El pueblo que lo vio nacer

Vicente Cuan era un viajero incansable, un trotamundo que desde temprana edad armó su equipaje y paso a paso fue alejándose, dándole la espalda a su querido pueblo natal. Visitó extrañas aldeas y poblados con sus simpáticas costumbres y misteriosas creencias. Incluso paseó por la ciudad telaraña suspendida sobre un abismo que había visitado Marco Polo en uno de sus viajes. Cierto día, con la barba larga y después de incontables años de caminata, se encontró parado en el centro de una ciudad que le resultaba conocida. Todo estaba tan distinto que tardó en darse cuenta. Su pequeño pueblo había crecido y aquellas casitas de ladrillos, ahora parecían querer tocar el cielo. Finalmente, Vicente Cuan, un visitante del mundo y un enamorado de cada uno de sus rincones, decidió vivir su vejez en el pueblo que lo había visto nacer.
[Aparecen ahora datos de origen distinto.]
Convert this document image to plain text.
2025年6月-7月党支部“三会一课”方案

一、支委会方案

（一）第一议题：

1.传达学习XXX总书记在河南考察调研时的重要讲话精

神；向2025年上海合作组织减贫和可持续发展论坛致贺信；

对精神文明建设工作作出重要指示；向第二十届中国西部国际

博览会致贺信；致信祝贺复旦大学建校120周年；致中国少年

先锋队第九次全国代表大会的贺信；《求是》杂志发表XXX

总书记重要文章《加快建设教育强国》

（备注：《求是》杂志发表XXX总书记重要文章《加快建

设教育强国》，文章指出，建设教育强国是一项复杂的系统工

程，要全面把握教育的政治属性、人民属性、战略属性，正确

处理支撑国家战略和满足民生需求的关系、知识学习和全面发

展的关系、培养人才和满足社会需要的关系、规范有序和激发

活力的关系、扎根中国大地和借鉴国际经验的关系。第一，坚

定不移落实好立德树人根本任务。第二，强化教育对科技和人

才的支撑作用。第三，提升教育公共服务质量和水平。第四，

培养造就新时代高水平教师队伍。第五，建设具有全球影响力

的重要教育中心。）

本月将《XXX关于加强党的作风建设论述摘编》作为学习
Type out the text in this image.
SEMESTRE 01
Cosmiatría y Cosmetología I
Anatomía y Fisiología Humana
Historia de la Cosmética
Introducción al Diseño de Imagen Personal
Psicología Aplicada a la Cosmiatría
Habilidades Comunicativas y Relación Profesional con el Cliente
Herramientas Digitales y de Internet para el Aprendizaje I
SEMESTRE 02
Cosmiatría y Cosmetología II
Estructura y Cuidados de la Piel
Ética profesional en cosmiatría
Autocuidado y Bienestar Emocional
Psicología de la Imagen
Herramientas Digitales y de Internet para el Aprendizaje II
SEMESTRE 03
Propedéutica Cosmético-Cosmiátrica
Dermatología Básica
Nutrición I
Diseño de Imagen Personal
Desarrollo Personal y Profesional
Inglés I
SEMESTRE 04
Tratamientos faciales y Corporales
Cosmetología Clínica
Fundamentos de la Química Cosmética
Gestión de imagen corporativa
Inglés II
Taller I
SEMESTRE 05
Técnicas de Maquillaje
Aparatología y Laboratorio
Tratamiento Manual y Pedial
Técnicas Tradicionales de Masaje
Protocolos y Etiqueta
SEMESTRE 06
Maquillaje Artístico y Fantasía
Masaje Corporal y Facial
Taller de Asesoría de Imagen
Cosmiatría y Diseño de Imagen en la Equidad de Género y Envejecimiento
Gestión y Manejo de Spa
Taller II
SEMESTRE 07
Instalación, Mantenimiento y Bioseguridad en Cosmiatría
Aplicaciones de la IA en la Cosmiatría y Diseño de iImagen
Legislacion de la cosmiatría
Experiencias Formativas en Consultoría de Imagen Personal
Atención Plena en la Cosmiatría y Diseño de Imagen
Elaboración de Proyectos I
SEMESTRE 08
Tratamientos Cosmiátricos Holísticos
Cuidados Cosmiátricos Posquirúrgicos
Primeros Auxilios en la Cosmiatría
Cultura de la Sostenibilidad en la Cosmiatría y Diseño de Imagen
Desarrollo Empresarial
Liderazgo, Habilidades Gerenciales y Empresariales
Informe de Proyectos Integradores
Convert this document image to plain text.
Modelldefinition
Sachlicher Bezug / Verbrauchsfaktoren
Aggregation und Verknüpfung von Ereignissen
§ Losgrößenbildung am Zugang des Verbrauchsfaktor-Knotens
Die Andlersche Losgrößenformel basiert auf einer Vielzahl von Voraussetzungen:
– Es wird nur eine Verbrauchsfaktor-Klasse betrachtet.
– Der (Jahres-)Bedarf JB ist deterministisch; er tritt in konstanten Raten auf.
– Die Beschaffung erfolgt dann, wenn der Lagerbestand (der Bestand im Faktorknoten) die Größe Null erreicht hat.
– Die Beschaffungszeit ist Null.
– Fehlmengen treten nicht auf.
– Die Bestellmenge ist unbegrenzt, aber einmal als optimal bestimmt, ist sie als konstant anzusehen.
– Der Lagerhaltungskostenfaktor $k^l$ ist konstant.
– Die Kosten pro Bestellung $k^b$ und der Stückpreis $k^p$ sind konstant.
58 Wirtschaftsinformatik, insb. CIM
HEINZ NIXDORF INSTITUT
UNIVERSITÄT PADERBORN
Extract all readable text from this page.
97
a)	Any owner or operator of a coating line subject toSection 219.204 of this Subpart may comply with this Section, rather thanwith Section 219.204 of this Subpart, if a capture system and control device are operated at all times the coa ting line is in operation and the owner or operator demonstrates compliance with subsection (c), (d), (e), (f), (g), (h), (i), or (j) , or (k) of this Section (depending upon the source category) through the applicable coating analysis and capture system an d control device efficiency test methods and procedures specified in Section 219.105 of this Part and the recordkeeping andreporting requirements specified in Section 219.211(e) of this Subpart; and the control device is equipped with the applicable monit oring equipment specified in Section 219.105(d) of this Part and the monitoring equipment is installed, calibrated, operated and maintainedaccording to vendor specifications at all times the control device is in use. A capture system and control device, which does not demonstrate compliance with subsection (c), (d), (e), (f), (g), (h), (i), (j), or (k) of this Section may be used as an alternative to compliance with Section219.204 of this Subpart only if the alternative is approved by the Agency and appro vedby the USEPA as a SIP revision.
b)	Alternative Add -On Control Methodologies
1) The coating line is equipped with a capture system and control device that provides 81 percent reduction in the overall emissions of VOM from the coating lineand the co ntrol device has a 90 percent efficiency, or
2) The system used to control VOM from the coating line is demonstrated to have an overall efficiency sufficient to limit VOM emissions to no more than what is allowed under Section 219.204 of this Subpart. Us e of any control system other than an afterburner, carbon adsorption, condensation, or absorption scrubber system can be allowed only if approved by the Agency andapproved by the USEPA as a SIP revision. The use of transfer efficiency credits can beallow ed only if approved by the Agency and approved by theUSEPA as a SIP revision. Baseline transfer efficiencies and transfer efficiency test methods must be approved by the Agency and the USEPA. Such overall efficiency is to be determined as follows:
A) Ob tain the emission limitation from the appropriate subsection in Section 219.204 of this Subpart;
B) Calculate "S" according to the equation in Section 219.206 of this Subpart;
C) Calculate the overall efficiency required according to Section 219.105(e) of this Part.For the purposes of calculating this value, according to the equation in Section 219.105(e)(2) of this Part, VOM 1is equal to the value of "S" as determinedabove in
Un pueblo que había crecido y aprendido tanto como él.

Desde aquel 8 de octubre

Una extraña mutación genética afecta gravemente a las mujeres del planeta y desde hace treinta largos años, la humanidad reza por un milagro científico. El género masculino ha sobrepoblado el mundo por completo y la raza humana, carente de mujeres capaces de engendrar mujeres, corre peligro de desaparecer. La última hembra del planeta nació tres décadas atrás y desde aquel 8 de octubre, ninguna madre fue capaz de parir a una futura madre. Habiéndose perdido el equilibrio, todos los seres humanos nacen hombres y en este catastrófico escenario, abundan las relaciones homosexuales mientras que las mujeres son meticulosamente estudiadas en laboratorios científicos. Aquellas que se escapan, agotadas de tantos intentos de fertilización, solo consiguen protección bajo la piadosa ayuda de algunas aldeas aisladas que conviven bajo sus propias reglas. El escaso género femenino, sometido, muere paulatinamente y junto con las mujeres, desaparece la esperanza de vida de la especie humana.